ADENSAMENTO URBANO PÓS-PANDEMIA

Bares fechados, restaurantes abertos para almoço e rodízio de ...
                        Vazios urbanos (Foto: Olhar Direto)
José Antonio Lemos dos Santos
     Preconizado nas últimas décadas pelo Urbanismo e agora contestado pela pandemia da Covid-19, o adensamento urbano foi um dos destaques em recente discussão virtual promovida pela Academia de Arquitetura e Urbanismo de Mato Grosso – AAU/MT. Esta discussão envolvendo saúde e desenvolvimento urbano vem pelo menos desde meados do século XIX, com o avanço da Revolução Industrial e o surgimento das primeiras metrópoles, cidades medievais crescidas em tamanho e população sem quaisquer cuidados, em especial os sanitários. Deu em colapso forçando as primeiras leis urbanísticas, que, por sinal foram leis sanitárias, em Londres e Paris. Daí essas discussões não pararam mais.

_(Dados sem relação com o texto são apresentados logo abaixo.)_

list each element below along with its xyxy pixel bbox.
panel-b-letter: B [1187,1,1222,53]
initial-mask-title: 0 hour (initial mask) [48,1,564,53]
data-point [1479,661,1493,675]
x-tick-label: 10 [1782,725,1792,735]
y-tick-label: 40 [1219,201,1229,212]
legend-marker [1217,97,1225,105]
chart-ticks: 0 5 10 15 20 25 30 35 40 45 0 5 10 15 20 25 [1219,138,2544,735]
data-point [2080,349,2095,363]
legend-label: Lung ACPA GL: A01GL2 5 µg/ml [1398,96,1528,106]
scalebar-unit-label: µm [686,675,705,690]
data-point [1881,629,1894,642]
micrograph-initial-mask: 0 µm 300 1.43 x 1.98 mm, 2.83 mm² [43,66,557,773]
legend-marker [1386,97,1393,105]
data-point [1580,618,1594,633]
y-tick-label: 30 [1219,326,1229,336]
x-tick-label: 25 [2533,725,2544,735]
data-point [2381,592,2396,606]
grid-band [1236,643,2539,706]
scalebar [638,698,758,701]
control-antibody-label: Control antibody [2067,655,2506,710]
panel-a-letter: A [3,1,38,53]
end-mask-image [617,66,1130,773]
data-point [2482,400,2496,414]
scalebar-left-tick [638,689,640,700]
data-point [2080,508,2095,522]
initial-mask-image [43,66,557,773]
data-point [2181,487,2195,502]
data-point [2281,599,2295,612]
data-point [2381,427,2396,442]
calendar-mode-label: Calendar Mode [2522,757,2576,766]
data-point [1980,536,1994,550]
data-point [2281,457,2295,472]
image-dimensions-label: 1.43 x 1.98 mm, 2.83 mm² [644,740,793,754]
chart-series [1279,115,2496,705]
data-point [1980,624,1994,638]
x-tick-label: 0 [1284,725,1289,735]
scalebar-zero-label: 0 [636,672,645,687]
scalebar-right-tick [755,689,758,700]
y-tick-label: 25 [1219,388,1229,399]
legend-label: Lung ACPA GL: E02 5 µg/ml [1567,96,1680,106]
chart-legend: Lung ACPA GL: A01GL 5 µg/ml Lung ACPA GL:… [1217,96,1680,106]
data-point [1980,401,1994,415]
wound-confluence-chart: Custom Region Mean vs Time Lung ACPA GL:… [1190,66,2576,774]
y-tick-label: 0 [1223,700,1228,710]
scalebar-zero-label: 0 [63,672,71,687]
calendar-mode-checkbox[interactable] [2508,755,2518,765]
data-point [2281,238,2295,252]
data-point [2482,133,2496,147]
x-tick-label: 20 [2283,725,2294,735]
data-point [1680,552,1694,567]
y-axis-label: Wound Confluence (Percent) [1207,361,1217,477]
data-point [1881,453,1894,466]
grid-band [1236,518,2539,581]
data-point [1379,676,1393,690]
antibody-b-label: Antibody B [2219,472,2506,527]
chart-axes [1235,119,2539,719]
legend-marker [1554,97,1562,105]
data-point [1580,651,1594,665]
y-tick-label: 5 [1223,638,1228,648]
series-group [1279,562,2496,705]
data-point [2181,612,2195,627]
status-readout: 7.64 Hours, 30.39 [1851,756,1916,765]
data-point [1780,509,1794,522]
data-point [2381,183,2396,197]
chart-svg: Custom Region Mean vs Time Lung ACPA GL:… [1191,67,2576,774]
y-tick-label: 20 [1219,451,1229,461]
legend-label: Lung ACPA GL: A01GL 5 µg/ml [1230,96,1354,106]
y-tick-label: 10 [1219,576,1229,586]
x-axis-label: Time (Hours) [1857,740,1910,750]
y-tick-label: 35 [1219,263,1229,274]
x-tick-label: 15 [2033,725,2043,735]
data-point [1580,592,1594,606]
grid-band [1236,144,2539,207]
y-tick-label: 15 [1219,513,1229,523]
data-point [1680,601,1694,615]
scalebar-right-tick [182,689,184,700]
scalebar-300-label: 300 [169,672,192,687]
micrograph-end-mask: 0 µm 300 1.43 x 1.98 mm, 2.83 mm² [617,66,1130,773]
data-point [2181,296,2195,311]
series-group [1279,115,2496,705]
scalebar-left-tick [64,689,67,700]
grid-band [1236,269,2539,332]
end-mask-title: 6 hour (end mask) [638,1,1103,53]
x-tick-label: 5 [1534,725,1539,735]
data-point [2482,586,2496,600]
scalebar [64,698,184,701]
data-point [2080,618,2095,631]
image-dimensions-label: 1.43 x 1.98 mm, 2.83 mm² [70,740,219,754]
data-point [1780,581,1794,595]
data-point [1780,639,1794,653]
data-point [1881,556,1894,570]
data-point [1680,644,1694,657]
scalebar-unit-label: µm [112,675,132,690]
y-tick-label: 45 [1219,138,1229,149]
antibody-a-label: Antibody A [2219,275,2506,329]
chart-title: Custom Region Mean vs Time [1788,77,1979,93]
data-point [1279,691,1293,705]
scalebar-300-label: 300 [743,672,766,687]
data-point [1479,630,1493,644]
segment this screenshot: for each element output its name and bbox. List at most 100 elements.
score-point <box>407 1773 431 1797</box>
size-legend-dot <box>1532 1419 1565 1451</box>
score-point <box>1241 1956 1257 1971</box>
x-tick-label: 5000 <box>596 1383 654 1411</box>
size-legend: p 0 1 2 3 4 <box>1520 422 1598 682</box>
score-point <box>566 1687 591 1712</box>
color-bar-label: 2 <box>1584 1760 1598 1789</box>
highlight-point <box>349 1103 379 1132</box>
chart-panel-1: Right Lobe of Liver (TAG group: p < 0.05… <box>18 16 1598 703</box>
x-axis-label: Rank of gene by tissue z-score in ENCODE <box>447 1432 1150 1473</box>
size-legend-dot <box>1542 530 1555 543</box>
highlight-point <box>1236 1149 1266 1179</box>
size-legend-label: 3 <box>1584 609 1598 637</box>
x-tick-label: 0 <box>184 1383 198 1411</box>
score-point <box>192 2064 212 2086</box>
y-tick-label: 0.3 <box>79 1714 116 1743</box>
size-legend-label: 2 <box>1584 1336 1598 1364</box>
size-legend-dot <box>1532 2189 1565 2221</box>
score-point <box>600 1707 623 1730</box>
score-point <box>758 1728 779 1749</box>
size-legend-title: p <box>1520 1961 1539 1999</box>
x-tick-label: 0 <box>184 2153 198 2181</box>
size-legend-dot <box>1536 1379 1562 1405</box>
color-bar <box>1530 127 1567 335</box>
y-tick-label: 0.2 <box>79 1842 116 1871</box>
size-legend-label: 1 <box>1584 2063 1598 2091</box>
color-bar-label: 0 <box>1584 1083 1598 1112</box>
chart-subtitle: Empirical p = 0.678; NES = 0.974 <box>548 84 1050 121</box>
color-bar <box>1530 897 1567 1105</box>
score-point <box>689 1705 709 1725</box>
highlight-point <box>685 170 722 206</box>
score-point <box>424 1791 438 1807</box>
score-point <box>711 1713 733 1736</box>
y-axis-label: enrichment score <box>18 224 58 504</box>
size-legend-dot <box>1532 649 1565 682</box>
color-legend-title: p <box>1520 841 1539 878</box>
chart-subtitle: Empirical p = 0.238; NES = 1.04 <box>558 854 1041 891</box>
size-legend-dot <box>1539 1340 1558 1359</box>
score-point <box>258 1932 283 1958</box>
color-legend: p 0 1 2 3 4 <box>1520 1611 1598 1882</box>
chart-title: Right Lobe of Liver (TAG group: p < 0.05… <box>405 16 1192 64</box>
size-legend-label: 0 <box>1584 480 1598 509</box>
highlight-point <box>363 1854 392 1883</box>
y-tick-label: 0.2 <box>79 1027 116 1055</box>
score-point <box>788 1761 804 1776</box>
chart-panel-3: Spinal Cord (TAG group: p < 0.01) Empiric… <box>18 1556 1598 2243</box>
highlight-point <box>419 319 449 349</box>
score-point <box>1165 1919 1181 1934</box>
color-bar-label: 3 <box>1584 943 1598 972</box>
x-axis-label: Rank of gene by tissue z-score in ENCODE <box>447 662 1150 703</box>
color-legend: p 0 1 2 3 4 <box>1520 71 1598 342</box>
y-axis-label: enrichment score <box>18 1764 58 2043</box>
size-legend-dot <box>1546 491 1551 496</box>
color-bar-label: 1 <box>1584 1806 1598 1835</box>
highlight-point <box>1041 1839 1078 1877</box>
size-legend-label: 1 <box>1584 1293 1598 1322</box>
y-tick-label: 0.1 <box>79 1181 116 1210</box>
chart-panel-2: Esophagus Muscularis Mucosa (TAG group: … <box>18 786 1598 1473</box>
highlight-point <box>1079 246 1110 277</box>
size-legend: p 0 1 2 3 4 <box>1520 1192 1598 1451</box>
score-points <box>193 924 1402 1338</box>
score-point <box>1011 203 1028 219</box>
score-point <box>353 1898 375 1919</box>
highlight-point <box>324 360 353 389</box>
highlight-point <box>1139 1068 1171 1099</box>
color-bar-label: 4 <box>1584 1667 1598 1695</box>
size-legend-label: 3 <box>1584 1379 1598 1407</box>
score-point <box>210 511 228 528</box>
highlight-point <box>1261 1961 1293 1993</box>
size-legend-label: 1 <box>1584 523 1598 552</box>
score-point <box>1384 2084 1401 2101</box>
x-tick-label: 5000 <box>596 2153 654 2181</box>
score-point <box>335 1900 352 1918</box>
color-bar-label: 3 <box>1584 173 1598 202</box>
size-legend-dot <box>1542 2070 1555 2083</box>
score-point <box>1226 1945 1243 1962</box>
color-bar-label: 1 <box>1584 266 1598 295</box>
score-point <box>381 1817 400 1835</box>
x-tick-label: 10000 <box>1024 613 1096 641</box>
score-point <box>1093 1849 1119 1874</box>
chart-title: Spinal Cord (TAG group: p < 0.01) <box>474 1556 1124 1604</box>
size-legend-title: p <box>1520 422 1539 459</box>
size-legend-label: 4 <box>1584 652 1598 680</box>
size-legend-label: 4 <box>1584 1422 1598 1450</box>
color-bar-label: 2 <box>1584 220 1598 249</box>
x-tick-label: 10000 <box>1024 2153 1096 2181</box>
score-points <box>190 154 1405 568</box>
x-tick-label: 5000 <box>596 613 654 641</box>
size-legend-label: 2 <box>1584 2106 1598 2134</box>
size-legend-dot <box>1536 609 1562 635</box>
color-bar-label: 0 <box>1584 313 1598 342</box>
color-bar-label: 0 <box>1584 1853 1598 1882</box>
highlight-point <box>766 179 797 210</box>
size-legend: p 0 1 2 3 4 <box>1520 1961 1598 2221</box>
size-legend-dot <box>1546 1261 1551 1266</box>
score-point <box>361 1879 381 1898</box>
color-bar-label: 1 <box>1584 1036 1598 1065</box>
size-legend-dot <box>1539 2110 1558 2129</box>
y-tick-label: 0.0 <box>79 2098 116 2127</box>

     A Carta de Atenas em 1933 falava em densidades entre 250 a 300 hab/ha, o que jamais chegou a ser consenso. Enquanto Frank Lloyd Wright propunha 10 hab/ha em sua Broadacre City, Le Corbusier, defendia 3.000 hab/ha em seu Plano Voisin. Cuiabá tem uma densidade urbana bruta próxima a 24 hab/ha, cerca de 1 décimo da prevista pela Carta de Atenas! Há alguns anos Cuiabá tinha quase 50 mil lotes urbanos oficiais ociosos com moradores esparsos, mas com arruamento e, possivelmente, água e energia elétrica, o mínimo exigido para se implantar um loteamento na época, pois os moradores ainda que esparsos também tem direito a eles. Tem até glebas urbanas em algumas avenidas principais. Ônibus e caminhões de lixo andando a mais, tubulações, fiações, serviços, iluminação pública desperdiçados, encarecendo operacionalmente a cidade! Impede a elevação dos padrões urbanísticos. 
     As cidades são como organismos vivos.  Com suas peculiaridades, cada cidade é única. Cidades-tipo só existem na teoria e soluções-tipo também só podem existir na teoria como padrões de referência geral para discussões em tese, mas sua aplicação tem que ser individualizada pelo urbanista e com a ciência do Urbanismo, conforme cada caso. Por exemplo cidades com risco de terremotos tendem a ser espraiadas (México, Los Angeles). Cidades muito planas favoráveis a alagamentos, como nossas belas cidades do agronegócio, sugerem a compacidade e o consequente adensamento para redução da área de captação das chuvas.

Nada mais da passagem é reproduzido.